Night Flight (NightFlight+)
This was apparently an old 80s TV show that used to run on the USA network and which took a look at entertainment news. I watched two episodes on Friday, largely as historical research. The first episode dealt with the 1986 Academy Awards and featured a lot clips from the nominees. The second episode was from 1984 and it dealt with music videos that had been deemed too violent to be aired on MTV. The second episode was fun because it claimed to be a serious look at music video violence but instead, that was just an excuse to show the videos. Cecil B. DeMille would be proud.

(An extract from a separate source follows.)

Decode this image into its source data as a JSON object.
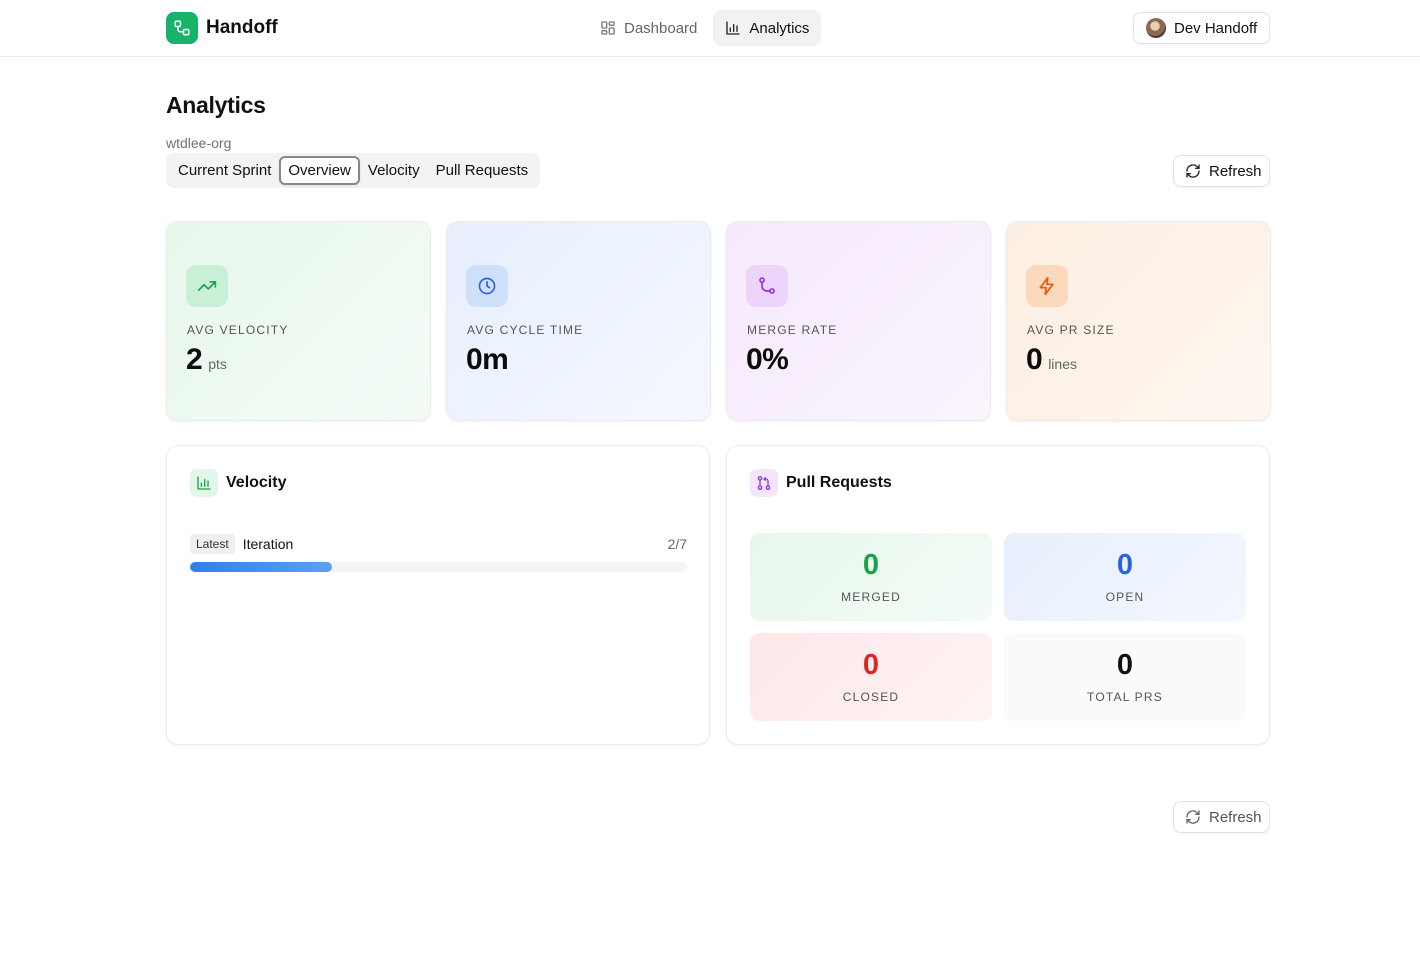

The Office (Weekday Nights, FaveTV)
I discovered two things this week. Number one, I discovered that there’s a station called FaveTV. Number two, I discovered that they air The Office late at night and early in the morning. I watched two episodes on Wednesday night and Thursday morning. The first featured Michael and Dwight hanging out with Ryan in New York City. Ryan attempted to talk to them about his drug use. Michael started talking about how he couldn’t understand The Wire. Dwight sang an Amish lullaby. The second was the classic episode in which Stanley demanded to know, “Did I stutter!?” This is one of my favorite episodes, both because of the final conversation between Stanley and Michael and for the B-plot of Pam forgetting her contacts. I could relate. Even though I can watch these episodes anytime I want on Peacock and I own the entire series on DVD, it was still kind of fun to watch it on an ordinary channel. It made me feel nostalgic for the day before instant gratification.
Open All Hours (Sunday Night, PBS)
Arkwright continued to cheat his customers while Granville wondered if there was anything more to life beyond being an indentured servant.